WORK IN PROGRESS
ETHICAL PSYCHOTHERAPEUTIC MANAGEMENT OF MEDICALLY UNEXPLAINED SYMPTOMS
With Keith Geraghty, academic chapter
Management of medically unexplained symptoms (MUS) is undergoing a period of change. We see this in the recent breakdown of consensus on mental health management of quintessential medically unexplained conditions (like myalgic encephalomyelitis/chronic fatigue syndrome), and in recent work in bioethics suggesting that the issue of biological versus mental health management of MUS is fundamentally an ethical matter. For these reasons, it’s important to think carefully about ethical aspects of MUS management in psychotherapeutic settings. In Part 1 of this chapter, we show how ambiguity in the term “MUS” leads to routine conflation of diagnostic uncertainty with psychological diagnosis for unexplained symptoms in medical settings. In Part 2, we explore evidence suggesting that substantial harm results from a failure to draw that distinction in medical settings, and we clarify the psychotherapist’s obligations to avoid those harms. In Part 3, we explore the risk for psychological harms when psychotherapists conflate diagnostic uncertainty with psychological diagnosis. Finally, in Part 4 we consider challenges to informed consent in psychotherapy for MUS. We conclude with principles for ethical psychotherapeutic management of MUS.

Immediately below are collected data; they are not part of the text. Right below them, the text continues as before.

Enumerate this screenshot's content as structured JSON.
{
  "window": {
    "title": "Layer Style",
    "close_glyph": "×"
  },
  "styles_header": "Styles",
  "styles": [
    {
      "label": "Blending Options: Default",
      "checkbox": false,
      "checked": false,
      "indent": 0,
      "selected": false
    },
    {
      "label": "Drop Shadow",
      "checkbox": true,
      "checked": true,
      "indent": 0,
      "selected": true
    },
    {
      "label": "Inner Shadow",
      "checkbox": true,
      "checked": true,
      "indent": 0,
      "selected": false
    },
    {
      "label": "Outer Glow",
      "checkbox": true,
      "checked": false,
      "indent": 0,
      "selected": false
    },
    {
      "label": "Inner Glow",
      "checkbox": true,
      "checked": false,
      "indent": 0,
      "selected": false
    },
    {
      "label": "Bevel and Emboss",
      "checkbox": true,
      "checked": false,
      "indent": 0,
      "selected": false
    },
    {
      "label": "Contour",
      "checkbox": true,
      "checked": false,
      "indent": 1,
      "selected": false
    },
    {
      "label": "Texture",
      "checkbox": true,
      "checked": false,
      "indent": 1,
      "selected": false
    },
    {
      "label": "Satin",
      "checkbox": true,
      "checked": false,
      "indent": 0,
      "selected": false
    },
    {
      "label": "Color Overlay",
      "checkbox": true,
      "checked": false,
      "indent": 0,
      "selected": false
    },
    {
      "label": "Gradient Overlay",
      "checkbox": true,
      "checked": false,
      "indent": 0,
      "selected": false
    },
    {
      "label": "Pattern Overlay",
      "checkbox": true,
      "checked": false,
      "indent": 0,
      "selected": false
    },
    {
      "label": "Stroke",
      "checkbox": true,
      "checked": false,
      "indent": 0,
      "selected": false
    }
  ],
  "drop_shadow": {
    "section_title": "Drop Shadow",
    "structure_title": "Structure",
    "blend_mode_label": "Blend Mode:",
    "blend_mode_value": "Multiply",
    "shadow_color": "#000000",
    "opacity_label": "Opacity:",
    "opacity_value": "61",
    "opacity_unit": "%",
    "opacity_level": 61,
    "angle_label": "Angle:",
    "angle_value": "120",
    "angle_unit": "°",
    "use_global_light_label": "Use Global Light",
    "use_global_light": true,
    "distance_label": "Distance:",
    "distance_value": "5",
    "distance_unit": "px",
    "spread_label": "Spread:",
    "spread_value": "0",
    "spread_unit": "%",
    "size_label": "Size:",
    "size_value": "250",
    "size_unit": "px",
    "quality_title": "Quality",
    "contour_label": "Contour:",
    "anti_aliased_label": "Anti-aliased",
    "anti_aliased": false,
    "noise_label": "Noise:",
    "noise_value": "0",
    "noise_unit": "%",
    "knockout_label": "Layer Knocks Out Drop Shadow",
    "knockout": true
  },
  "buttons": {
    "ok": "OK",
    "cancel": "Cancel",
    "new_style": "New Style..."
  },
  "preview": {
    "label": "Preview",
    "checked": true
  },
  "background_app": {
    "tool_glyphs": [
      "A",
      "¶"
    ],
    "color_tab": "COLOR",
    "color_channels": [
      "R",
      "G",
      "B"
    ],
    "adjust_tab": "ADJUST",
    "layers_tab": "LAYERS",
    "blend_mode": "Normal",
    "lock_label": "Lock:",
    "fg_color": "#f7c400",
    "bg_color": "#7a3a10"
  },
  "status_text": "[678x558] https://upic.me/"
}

"WHAT ARE PSYCHOSOMATIC SYMPTOMS, NOW THAT WE'VE REJECTED CARTESIAN DUALISM?"
Psychosomatic symptoms are understood to be very common in medical practice, but it remains unclear what it means to say that symptoms are “psychosomatic” or “functional”. This paper explores that question from a philosophically informed perspective. Based on clarity about property dualism and the difference between brain states and mental states, we can clearly mark three senses in which symptoms are said to be psychosomatic in research and practice: (1) experience of bodily symptoms is primarily caused by psychological distress, (2) experience of bodily symptoms is caused by actual biological pathology that arises room (or is triggered by) psychological distress, (3) experience of bodily symptoms is caused by neurological pathology that may or may not be caused by long-term psychological distress or chronic pain. What we're working with in this area is really not a single idea, but three distinct ways for the mental states to impact bodily health – each demanding a distinct approach to treatment and research. The mind's relation to the body is complex. Success in this area of medicine depends on philosophical clarity.